Che cosa chiediamo? Chiediamo risposte, chiediamo un segno alle nostre istituzioni, non importa se sia il Ministro degli Esteri, il Presidente del Consiglio o il Presidente della Repubblica, 311mila persone hanno firmato, i due rami del Parlamento hanno votato, quindi anche tutto il popolo Italiano attraverso i suoi rappresentanti ha chiesto, crediamo nella democrazia e nei valori della nostra costituzione, crediamo che ci sia dovuta una risposta: a che punto è l’iter la concessione della cittadinanza a Patrick Zaki? A che punto sono le trattative?

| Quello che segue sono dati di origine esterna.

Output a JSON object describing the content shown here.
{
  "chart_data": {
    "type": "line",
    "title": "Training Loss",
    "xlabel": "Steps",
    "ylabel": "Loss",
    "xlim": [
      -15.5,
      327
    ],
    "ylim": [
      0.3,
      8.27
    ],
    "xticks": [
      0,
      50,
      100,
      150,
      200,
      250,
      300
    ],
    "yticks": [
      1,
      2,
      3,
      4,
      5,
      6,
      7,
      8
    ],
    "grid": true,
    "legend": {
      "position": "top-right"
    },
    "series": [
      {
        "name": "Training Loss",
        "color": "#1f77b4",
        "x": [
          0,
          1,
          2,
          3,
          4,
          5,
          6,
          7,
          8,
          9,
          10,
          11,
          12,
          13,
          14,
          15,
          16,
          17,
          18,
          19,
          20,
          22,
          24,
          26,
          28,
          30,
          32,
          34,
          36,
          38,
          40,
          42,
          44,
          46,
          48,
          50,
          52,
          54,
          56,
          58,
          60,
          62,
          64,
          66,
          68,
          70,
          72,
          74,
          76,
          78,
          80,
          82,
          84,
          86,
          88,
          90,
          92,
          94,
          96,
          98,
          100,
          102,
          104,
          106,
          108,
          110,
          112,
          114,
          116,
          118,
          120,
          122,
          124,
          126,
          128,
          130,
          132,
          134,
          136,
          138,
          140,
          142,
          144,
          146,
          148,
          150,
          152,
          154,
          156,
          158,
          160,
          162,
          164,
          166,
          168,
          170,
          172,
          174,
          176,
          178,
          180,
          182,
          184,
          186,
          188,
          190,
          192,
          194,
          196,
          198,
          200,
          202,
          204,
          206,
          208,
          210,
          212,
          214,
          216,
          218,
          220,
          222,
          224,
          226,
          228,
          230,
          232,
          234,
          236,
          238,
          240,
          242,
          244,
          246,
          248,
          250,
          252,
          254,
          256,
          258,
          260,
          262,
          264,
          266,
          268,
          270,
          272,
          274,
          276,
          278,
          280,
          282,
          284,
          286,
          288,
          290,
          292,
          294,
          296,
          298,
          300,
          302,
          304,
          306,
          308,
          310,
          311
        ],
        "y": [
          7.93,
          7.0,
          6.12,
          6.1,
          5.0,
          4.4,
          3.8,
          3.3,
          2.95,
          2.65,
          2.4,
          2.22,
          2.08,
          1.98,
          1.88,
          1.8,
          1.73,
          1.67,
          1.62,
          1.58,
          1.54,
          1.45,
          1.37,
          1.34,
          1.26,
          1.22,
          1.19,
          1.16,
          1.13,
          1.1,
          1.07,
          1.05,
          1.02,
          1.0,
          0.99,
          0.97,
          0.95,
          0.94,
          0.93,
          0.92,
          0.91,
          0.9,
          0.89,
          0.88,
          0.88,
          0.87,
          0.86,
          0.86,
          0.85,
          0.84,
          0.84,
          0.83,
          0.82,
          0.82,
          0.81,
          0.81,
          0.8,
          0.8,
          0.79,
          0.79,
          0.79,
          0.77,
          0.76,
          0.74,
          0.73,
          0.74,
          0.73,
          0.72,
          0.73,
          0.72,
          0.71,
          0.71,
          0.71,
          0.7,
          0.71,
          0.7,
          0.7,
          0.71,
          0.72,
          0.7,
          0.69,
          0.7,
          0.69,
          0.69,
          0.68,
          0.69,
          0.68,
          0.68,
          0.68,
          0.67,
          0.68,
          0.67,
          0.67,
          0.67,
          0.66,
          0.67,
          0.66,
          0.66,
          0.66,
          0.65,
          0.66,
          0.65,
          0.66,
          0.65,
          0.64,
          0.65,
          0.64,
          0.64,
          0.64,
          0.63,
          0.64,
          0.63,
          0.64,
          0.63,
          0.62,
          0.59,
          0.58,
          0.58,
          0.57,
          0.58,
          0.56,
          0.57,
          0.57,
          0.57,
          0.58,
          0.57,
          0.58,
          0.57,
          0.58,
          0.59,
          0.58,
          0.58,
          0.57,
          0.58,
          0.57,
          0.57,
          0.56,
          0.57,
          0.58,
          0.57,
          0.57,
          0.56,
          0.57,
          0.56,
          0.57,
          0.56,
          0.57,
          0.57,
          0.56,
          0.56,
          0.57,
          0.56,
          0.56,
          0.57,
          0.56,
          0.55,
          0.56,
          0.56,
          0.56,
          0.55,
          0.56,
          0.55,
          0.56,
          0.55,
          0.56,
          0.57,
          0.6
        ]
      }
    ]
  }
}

Una ultima cosa vorremmo fosse bene chiara, la cittadinanza che abbiamo proposto nella nostra petizione è per “eccezionale interesse dello stato”, la cittadinanza italiana non è un premio è una cittadinanza che fa bene a noi, riafferma i diritti espressi nella nostra Costituzione: quando uno Stato non difende il diritto alla verità per Patrick Zaki, quando uno Stato baratta i diritti umani con l’energia, la sicurezza interna, i migranti alle frontiere siamo tutti più fragili. Lo saremo anche in casa nostra, perché abbiamo visto come sia facile cancellare i diritti anche in democrazie che credevamo liberali. Lo saremo quando viaggiamo o studiamo all’estero come faceva Giulio Regeni, ma lo saremo anche quando andremo in missione umanitaria per conto dell’Onu come Mario Paciolla o in rappresentanza diplomatica come Luca Attanasio. Quando si calpestano i diritti in nome della Real politik siamo tutti indifesi. Per questo la Cittadinanza a Patrick Zaki è responsabilità dell’Italia e dell’Europa se crede davvero nei valori che ama scrivere sulle carte.
Station to Station non abbandonerà Patrick fino alla soluzione positiva della sua situazione, vogliamo credere che le nostre istituzioni siano al nostro fianco.